Panel Paper: The Mexican Guanxi? an Empirical Study of “La Palanca” and Its Link with Corruption Among Mexican Citizens and Public Officials

Thursday, July 19, 2018
Building 3, Room 213 (ITAM)

*Names in bold indicate Presenter

David Arellano, Centro de Investigación y Docencia Económicas


Corruption can be seen as a set of different acts of reciprocity among several actors. These different corruption types (bribery, embezzlement, conflict of interests, fraud, among several other possibilities) require a certain degree of interrelation and exchange, not necessarily all of them illegal or illegitimate, among different social agents. Sociologist and anthropologist have studied the relationship between corruption acts and informal but powerful social practices that are useful to resolve and give sense to several exchanges between citizens and authorities. In societies where authorities are usually seen as far away and opaque, these practices and relationships become quite important and generalized. Guanxi in China, Blat in Russia, Pistolao-Jeitinho in Brazil are some examples. In Mexico, this mechanism is known as palanca (lever). All these social mechanisms of relationship are similar, but they also have important national specificities. Through several focus groups with citizens and public officials, this paper presents a systematic perspective of persons in Mexico regarding the usefulness of palancas, their informal rules and shared codes.
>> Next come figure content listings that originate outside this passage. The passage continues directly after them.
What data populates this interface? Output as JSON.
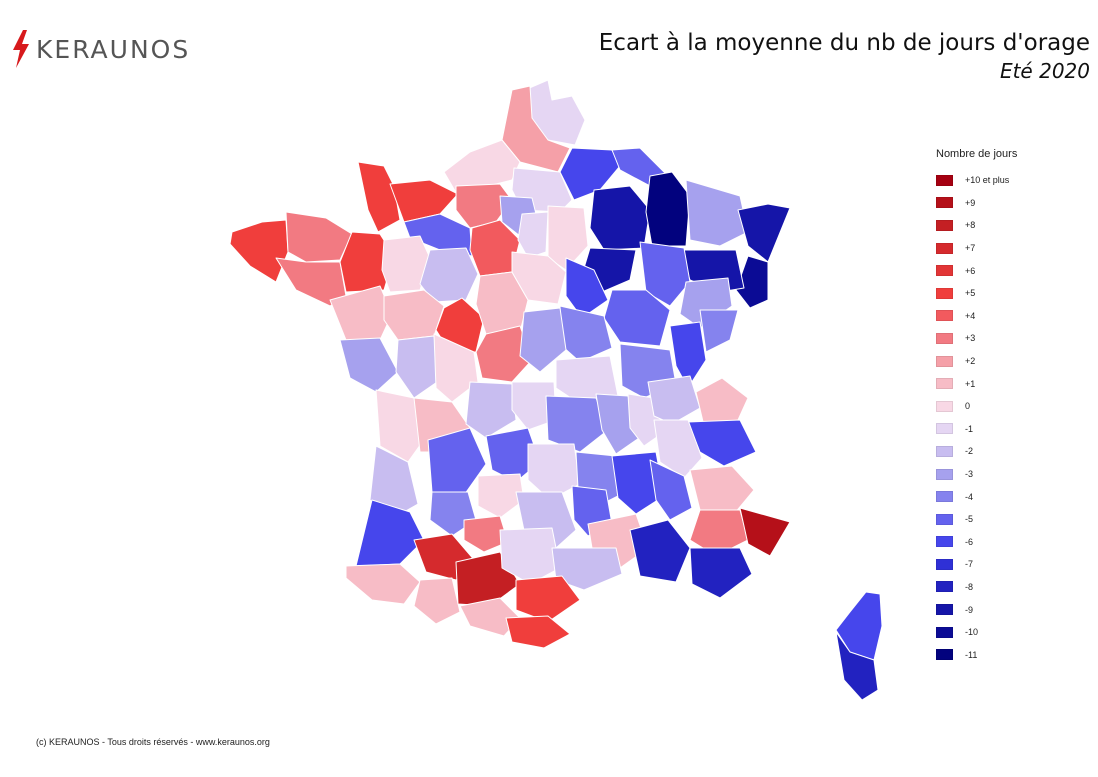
{
  "brand": {
    "name": "KERAUNOS"
  },
  "title": {
    "main": "Ecart à la moyenne du nb de jours d'orage",
    "sub": "Eté 2020"
  },
  "legend": {
    "title": "Nombre de jours",
    "items": [
      {
        "label": "+10 et plus",
        "color": "#a50011"
      },
      {
        "label": "+9",
        "color": "#b51019"
      },
      {
        "label": "+8",
        "color": "#c41f23"
      },
      {
        "label": "+7",
        "color": "#d52a2d"
      },
      {
        "label": "+6",
        "color": "#e23536"
      },
      {
        "label": "+5",
        "color": "#f03e3c"
      },
      {
        "label": "+4",
        "color": "#f25a5e"
      },
      {
        "label": "+3",
        "color": "#f27a82"
      },
      {
        "label": "+2",
        "color": "#f5a0a8"
      },
      {
        "label": "+1",
        "color": "#f7bcc6"
      },
      {
        "label": "0",
        "color": "#f8d8e5"
      },
      {
        "label": "-1",
        "color": "#e5d6f3"
      },
      {
        "label": "-2",
        "color": "#c8bdf0"
      },
      {
        "label": "-3",
        "color": "#a6a1ee"
      },
      {
        "label": "-4",
        "color": "#8583ee"
      },
      {
        "label": "-5",
        "color": "#6462ee"
      },
      {
        "label": "-6",
        "color": "#4646ec"
      },
      {
        "label": "-7",
        "color": "#2f30d6"
      },
      {
        "label": "-8",
        "color": "#2222c0"
      },
      {
        "label": "-9",
        "color": "#1515a8"
      },
      {
        "label": "-10",
        "color": "#0b0b95"
      },
      {
        "label": "-11",
        "color": "#02027e"
      }
    ]
  },
  "footer": "(c) KERAUNOS - Tous droits réservés - www.keraunos.org"
}
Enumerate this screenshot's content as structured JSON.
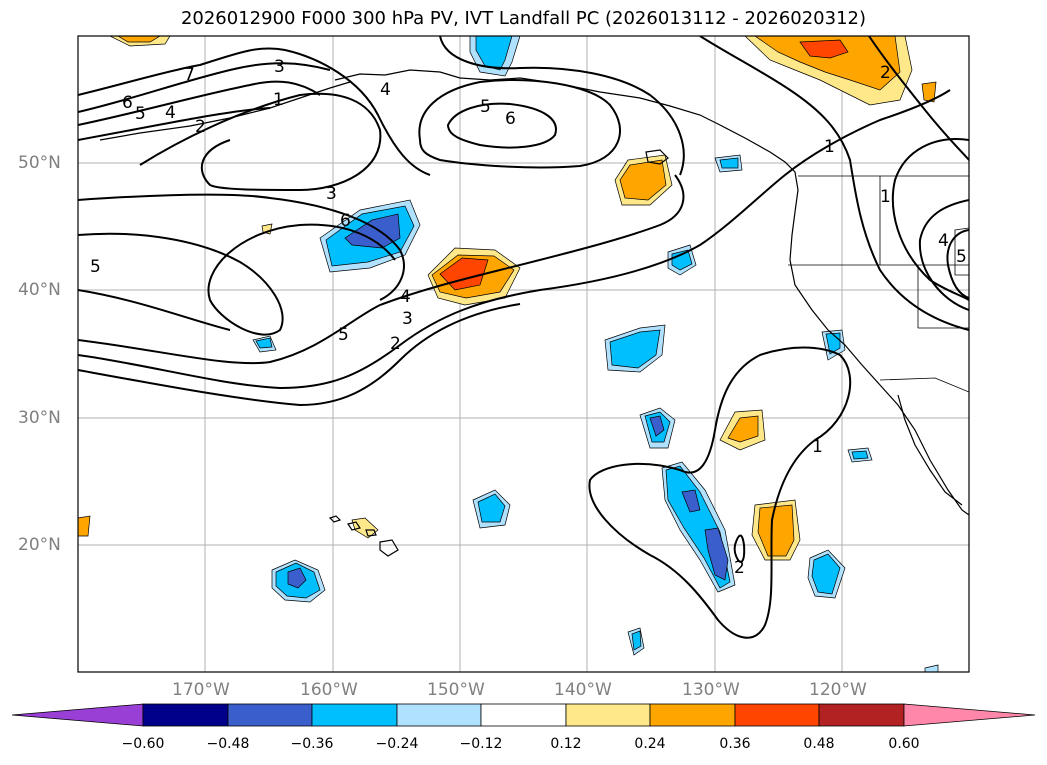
{
  "title": "2026012900 F000 300 hPa PV, IVT Landfall PC (2026013112 - 2026020312)",
  "map": {
    "lat_labels": [
      "50°N",
      "40°N",
      "30°N",
      "20°N"
    ],
    "lon_labels": [
      "170°W",
      "160°W",
      "150°W",
      "140°W",
      "130°W",
      "120°W"
    ],
    "contour_labels": [
      "7",
      "3",
      "1",
      "4",
      "6",
      "5",
      "4",
      "2",
      "5",
      "6",
      "1",
      "2",
      "3",
      "6",
      "5",
      "5",
      "4",
      "3",
      "2",
      "1",
      "2",
      "1",
      "4",
      "5"
    ]
  },
  "colorbar": {
    "ticks": [
      "−0.60",
      "−0.48",
      "−0.36",
      "−0.24",
      "−0.12",
      "0.12",
      "0.24",
      "0.36",
      "0.48",
      "0.60"
    ],
    "colors": [
      "#9a3fd6",
      "#00008b",
      "#3a5fcd",
      "#00bfff",
      "#b0e2ff",
      "#ffffff",
      "#ffe88a",
      "#ffa500",
      "#ff4500",
      "#b22222",
      "#ff88aa"
    ]
  }
}
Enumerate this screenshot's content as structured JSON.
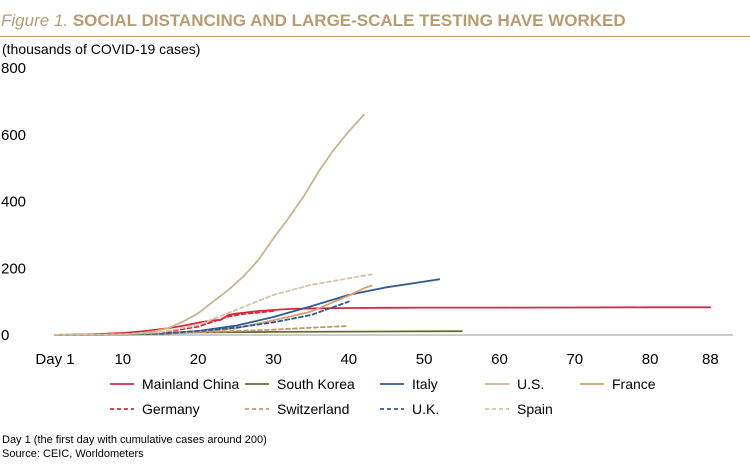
{
  "title": {
    "label": "Figure 1.",
    "text": "SOCIAL DISTANCING AND LARGE-SCALE TESTING HAVE WORKED"
  },
  "units_label": "(thousands of COVID-19 cases)",
  "notes": {
    "day_definition": "Day 1 (the first day with cumulative cases around 200)",
    "source": "Source: CEIC, Worldometers"
  },
  "chart_data": {
    "type": "line",
    "ylabel": "(thousands of COVID-19 cases)",
    "ylim": [
      0,
      800
    ],
    "xlim": [
      1,
      91
    ],
    "y_ticks": [
      0,
      200,
      400,
      600,
      800
    ],
    "x_ticks": [
      {
        "value": 1,
        "label": "Day 1"
      },
      {
        "value": 10,
        "label": "10"
      },
      {
        "value": 20,
        "label": "20"
      },
      {
        "value": 30,
        "label": "30"
      },
      {
        "value": 40,
        "label": "40"
      },
      {
        "value": 50,
        "label": "50"
      },
      {
        "value": 60,
        "label": "60"
      },
      {
        "value": 70,
        "label": "70"
      },
      {
        "value": 80,
        "label": "80"
      },
      {
        "value": 88,
        "label": "88"
      }
    ],
    "grid": false,
    "legend_position": "bottom",
    "series": [
      {
        "name": "Mainland China",
        "color": "#d6293e",
        "dash": "solid",
        "x": [
          1,
          5,
          10,
          13,
          16,
          18,
          20,
          22,
          23,
          24,
          25,
          28,
          32,
          36,
          40,
          45,
          50,
          60,
          70,
          80,
          88
        ],
        "y": [
          0.3,
          1.5,
          6,
          12,
          20,
          28,
          37,
          44,
          45,
          60,
          64,
          72,
          78,
          80,
          81,
          81.5,
          82,
          82,
          82.5,
          83,
          83
        ]
      },
      {
        "name": "South Korea",
        "color": "#6b6b2e",
        "dash": "solid",
        "x": [
          1,
          10,
          14,
          18,
          20,
          25,
          30,
          40,
          50,
          55
        ],
        "y": [
          0.2,
          1,
          3,
          7,
          8,
          8.5,
          9.2,
          10.3,
          11,
          11.5
        ]
      },
      {
        "name": "Italy",
        "color": "#2f5b93",
        "dash": "solid",
        "x": [
          1,
          5,
          10,
          15,
          20,
          25,
          30,
          35,
          40,
          45,
          50,
          52
        ],
        "y": [
          0.2,
          0.5,
          1.5,
          4.5,
          12,
          28,
          54,
          86,
          120,
          143,
          160,
          167
        ]
      },
      {
        "name": "U.S.",
        "color": "#c9b48d",
        "dash": "solid",
        "x": [
          1,
          5,
          10,
          12,
          14,
          16,
          18,
          20,
          22,
          24,
          26,
          28,
          30,
          32,
          34,
          36,
          38,
          40,
          42
        ],
        "y": [
          0.2,
          0.5,
          2,
          4,
          10,
          20,
          40,
          65,
          100,
          135,
          175,
          225,
          290,
          350,
          415,
          490,
          555,
          610,
          660
        ]
      },
      {
        "name": "France",
        "color": "#d99f6a",
        "dash": "solid",
        "x": [
          1,
          5,
          10,
          15,
          20,
          25,
          30,
          35,
          40,
          42,
          43
        ],
        "y": [
          0.2,
          0.5,
          1.5,
          4,
          10,
          20,
          44,
          70,
          118,
          140,
          148
        ]
      },
      {
        "name": "Germany",
        "color": "#d6293e",
        "dash": "dashed",
        "x": [
          1,
          5,
          10,
          15,
          20,
          22,
          24,
          26,
          28,
          30
        ],
        "y": [
          0.2,
          0.5,
          2,
          7,
          25,
          40,
          55,
          63,
          67,
          72
        ]
      },
      {
        "name": "Switzerland",
        "color": "#c19872",
        "dash": "dashed",
        "x": [
          1,
          10,
          15,
          20,
          25,
          30,
          35,
          40
        ],
        "y": [
          0.2,
          1,
          3,
          8,
          12,
          16,
          22,
          27
        ]
      },
      {
        "name": "U.K.",
        "color": "#2f5b93",
        "dash": "dashed",
        "x": [
          1,
          5,
          10,
          15,
          20,
          25,
          30,
          35,
          40
        ],
        "y": [
          0.2,
          0.5,
          1.5,
          4,
          12,
          22,
          38,
          60,
          100
        ]
      },
      {
        "name": "Spain",
        "color": "#d7c4a4",
        "dash": "dashed",
        "x": [
          1,
          5,
          10,
          15,
          20,
          25,
          30,
          35,
          40,
          43
        ],
        "y": [
          0.2,
          0.5,
          2,
          8,
          30,
          75,
          120,
          150,
          170,
          182
        ]
      }
    ]
  }
}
It is also explored the possible linkage of palancas with corruption and the possibility that they are one powerful reason of the wide generalization of corruption in the country. This research shows evidences that corruption and palancas are different social categories, nevertheless related: this is because palancas, being seen sometimes as an equalizer mechanism by citizens, it is also a contradictory social practice that reproduces the conditions of inequality and partiality that characterizes the relationship between authorities and citizens in Mexico.